Mercer, a global consulting leader in talent, health, retirement and investments, recently completed its annual analysis of executive compensation data. The analysis encompassed 240 of the companies included in the Standard & Poor’s (S&P) 500, between the years 2011 and 2013. Executive compensation was comprised of base salaries as well as awards tied to performance.

 

Analysis of the data reveals approximately two-thirds of CEO annual compensation is tied to long-term incentive-based performance awards such as stock options or restricted shares. The average total compensation was listed at $9.6M with $6.4M tied to performance across the 240 companies surveyed. This represented an increase of four percent over each successive year.

 

The use of restricted stock with a vesting schedule as a performance award remained relatively flat at 22 percent among those companies surveyed in 2011, 2012 and 2013. The award of performance shares grew steadily from 41 percent of companies in 2011 to 56 percent of companies in 2013. Stock options as a performance award continued to fall from 35 percent in 2011 to 25 percent in 2013.

 

The main reason behind the increased use of performance awards over stock option grants among companies is that performance awards are more directly tied to the financial and operational performance of the company over time, whereas stock option values can be manipulated up or down by the current market trend.

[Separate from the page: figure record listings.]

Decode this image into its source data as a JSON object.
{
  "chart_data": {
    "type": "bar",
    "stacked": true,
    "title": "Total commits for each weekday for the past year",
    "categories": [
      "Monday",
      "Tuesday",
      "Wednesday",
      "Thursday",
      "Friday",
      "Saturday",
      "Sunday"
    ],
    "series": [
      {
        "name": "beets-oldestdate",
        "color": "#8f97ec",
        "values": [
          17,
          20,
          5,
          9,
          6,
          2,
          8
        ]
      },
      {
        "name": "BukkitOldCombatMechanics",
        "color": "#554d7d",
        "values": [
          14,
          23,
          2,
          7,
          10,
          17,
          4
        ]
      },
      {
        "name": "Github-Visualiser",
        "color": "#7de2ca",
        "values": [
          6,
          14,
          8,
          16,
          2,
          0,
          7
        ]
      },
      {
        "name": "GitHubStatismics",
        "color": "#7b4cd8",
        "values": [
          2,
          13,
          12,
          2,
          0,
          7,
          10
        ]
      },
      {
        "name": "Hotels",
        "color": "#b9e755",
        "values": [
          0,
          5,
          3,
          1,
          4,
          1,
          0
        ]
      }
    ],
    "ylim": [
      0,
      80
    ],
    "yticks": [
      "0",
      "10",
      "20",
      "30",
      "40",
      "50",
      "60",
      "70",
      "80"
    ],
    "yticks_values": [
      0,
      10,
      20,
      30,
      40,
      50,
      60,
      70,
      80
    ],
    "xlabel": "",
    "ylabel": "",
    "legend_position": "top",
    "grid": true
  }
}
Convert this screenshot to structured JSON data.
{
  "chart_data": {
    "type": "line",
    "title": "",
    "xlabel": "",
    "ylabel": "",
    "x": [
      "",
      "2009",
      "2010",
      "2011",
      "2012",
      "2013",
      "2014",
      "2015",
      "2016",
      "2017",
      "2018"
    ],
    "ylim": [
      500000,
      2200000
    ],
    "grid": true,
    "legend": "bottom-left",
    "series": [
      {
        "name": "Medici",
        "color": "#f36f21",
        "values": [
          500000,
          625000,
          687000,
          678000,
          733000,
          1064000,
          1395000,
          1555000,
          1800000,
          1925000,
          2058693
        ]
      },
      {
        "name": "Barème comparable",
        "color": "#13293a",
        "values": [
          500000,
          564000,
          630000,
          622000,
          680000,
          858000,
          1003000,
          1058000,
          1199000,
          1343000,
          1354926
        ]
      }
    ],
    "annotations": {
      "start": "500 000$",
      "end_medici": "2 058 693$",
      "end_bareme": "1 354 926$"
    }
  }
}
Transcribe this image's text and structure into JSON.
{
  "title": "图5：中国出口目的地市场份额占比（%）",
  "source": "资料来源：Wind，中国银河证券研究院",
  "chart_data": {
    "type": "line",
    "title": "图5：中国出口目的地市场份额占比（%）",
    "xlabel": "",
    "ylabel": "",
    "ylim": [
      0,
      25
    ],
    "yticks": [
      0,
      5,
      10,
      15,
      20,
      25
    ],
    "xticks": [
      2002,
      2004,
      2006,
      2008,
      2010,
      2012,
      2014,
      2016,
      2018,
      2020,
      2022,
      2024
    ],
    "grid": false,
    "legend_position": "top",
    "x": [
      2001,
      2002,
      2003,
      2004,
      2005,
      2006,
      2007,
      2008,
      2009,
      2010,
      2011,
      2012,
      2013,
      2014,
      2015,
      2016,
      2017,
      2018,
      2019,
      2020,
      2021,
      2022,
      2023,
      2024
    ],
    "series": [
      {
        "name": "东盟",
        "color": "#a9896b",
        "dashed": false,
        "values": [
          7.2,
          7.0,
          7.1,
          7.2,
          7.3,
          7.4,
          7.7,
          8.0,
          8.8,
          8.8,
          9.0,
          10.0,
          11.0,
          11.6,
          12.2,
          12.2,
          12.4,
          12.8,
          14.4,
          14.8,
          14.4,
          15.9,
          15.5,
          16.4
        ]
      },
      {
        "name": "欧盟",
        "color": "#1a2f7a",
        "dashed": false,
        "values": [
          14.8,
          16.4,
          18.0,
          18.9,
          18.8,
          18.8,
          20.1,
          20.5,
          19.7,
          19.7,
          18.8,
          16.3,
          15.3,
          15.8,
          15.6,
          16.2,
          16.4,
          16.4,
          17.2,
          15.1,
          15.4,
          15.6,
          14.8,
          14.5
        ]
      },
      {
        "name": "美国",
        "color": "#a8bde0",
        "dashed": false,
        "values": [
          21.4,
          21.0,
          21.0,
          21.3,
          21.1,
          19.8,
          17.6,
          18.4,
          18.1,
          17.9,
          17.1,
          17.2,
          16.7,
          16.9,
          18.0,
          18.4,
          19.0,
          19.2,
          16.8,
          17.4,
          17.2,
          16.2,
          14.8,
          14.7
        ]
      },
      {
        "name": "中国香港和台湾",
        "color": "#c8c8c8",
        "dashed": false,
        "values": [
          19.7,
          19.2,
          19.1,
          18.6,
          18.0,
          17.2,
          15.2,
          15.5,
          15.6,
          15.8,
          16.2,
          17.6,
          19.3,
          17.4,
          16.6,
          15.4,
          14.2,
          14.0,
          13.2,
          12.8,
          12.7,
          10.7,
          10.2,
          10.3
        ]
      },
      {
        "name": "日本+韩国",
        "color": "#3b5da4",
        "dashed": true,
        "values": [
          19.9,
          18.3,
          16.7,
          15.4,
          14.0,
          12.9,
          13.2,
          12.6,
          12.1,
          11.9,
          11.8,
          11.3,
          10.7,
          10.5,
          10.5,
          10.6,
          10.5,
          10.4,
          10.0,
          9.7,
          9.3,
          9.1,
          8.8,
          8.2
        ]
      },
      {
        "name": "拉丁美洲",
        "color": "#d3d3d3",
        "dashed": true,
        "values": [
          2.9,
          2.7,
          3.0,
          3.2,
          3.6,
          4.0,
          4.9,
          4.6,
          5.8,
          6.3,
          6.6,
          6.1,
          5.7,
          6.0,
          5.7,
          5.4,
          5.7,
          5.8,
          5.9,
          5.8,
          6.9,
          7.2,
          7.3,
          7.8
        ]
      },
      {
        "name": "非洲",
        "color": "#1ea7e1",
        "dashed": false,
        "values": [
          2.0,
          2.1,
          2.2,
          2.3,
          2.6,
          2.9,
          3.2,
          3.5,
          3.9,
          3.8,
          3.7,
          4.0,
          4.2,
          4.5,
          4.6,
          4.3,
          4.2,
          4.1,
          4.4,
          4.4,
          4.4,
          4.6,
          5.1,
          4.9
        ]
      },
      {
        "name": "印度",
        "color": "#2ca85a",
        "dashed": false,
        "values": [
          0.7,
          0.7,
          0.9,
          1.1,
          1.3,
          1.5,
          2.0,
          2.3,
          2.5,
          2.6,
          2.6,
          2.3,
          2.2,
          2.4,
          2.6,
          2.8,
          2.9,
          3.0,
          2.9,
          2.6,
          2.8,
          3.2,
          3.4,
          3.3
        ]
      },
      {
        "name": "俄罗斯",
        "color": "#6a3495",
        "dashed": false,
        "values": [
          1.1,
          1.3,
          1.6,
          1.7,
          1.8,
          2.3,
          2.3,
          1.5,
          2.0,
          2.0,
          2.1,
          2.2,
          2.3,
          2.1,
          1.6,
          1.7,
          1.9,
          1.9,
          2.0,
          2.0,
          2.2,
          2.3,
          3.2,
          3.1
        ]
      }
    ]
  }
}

Performance awards have a specific value that can be quantified by the corporate financials, whereas stock options do not necessarily reflect a company’s financial health.

 

It was also interesting to note, the top 100 companies of the S&P 500 were far less generous with performance awards than the lower 400 companies in the S&P 500. This trend is likely to continue as the smaller companies “catch up” to the larger companies in overall compensation for their executives. Raising compensation averages is how the smaller S&P 500 companies are able to recruit top executives who may be more attracted to the larger 100.